In rideshare, a ready pool of drivers

As FreightWaves reported earlier this year, driving staffing agencies are seeing a surge in business, driven in part by a wave of labor legislation around the country.

Separately, other trucking companies are seeing opportunity in the CDL-equipped rideshare driver, a group that has seen passenger transport give way to package delivery in the wake of the pandemic. Earlier this year virtual trucking carrier CloudTrucks teamed up with Uber Freight and COOP by Ryder to help qualifying Uber drivers break into freight. 

Drivers without their own equipment can lease a tractor and trailer through COOP by Ryder, a platform that connects fleet managers with idle vehicles to businesses that are looking to rent vehicles.
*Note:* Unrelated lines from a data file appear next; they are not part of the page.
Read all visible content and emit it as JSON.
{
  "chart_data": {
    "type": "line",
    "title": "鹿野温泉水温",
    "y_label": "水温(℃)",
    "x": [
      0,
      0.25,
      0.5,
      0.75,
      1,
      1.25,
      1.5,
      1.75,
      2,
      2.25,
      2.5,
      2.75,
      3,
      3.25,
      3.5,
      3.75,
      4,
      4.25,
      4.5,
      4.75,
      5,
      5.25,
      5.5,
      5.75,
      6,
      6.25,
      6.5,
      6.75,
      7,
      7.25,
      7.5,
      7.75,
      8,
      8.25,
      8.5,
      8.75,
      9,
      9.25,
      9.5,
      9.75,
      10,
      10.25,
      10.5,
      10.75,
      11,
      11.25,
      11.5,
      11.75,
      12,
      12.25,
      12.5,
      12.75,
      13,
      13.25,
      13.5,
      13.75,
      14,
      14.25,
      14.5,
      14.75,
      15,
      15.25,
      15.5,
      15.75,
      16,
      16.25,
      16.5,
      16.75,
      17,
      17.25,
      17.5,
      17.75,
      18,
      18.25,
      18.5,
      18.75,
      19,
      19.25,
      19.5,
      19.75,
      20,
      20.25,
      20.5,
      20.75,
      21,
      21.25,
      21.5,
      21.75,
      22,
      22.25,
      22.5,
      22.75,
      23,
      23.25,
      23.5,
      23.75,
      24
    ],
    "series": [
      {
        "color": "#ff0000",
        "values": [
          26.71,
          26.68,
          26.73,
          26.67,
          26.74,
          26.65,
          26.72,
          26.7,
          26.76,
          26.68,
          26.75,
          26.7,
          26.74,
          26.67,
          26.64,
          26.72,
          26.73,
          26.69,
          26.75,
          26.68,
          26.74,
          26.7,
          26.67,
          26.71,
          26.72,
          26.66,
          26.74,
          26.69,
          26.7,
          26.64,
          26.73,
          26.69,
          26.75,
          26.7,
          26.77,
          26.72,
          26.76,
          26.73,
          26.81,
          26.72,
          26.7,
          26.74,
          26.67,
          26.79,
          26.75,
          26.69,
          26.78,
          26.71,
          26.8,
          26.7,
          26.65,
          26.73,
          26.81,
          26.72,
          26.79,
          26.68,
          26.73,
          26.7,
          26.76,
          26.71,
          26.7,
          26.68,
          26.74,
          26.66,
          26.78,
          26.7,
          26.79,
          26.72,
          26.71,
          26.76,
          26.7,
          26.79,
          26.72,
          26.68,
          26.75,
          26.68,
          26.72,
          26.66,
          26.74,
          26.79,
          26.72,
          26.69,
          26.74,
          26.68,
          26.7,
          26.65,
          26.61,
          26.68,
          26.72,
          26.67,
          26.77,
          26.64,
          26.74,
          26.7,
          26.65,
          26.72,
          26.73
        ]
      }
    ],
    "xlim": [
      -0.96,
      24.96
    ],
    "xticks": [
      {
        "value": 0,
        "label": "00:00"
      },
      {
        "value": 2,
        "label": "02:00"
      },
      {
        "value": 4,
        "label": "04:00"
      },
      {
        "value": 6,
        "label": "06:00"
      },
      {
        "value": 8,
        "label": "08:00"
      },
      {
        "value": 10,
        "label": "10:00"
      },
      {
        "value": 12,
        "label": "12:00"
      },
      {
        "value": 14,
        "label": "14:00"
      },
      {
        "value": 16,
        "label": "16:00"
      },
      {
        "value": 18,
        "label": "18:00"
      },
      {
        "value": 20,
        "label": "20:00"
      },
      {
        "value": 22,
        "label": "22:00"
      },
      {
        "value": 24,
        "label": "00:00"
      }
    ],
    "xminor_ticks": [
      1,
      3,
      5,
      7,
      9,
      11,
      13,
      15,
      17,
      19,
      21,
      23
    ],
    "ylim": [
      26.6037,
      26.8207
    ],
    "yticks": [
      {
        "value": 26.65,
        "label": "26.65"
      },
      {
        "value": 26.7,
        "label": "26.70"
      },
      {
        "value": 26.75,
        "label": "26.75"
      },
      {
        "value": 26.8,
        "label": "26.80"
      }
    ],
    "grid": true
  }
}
CloudTrucks will pay the vehicle deposit.

Some of the drivers started off renting trucks and have since “graduated“ to leasing or purchasing their first trucks, CloudTrucks CEO Tobenna Arodiogbu told FreightWaves.

“A lot of the drivers going through that program are previously company drivers who have never been able to purchase their own equipment so it’s pretty exciting to see the upward mobility and opportunities that they are creating for themselves and their families,” he said in an email.

LinkedIn for truck drivers

Henry and Le aren’t interested in seeding new owner-operators.

In trucking you can be a direct hire, a company driver, an owner-operator — “or you can be a leased driver,” Henry said. Seeking to professionalize that fourth driver category, Haul’s founders have longer-term ambitions to help build a career path for drivers who don’t own trucks, combining the best of the gig economy’s flexibility with job security, benefits and professional development opportunities, supported by a LinkedIn-style employment platform.

“It’s about how we can get a large swath of that workforce on our platform and become that digital representation of their workspace,” Henry said.

The idea is similar to some tech-enabled warehouse staffing startups that match employers with pre-vetted and screened hourly wage workers, who build their candidate profiles on the platform.

Haul currently has 500 drivers on its platform and is live in several markets across California and Georgia, with plans to expand into Texas this year. The young company closed an initial financing round led by GFC, according to Henry, and plans on raising a formal round in a few months.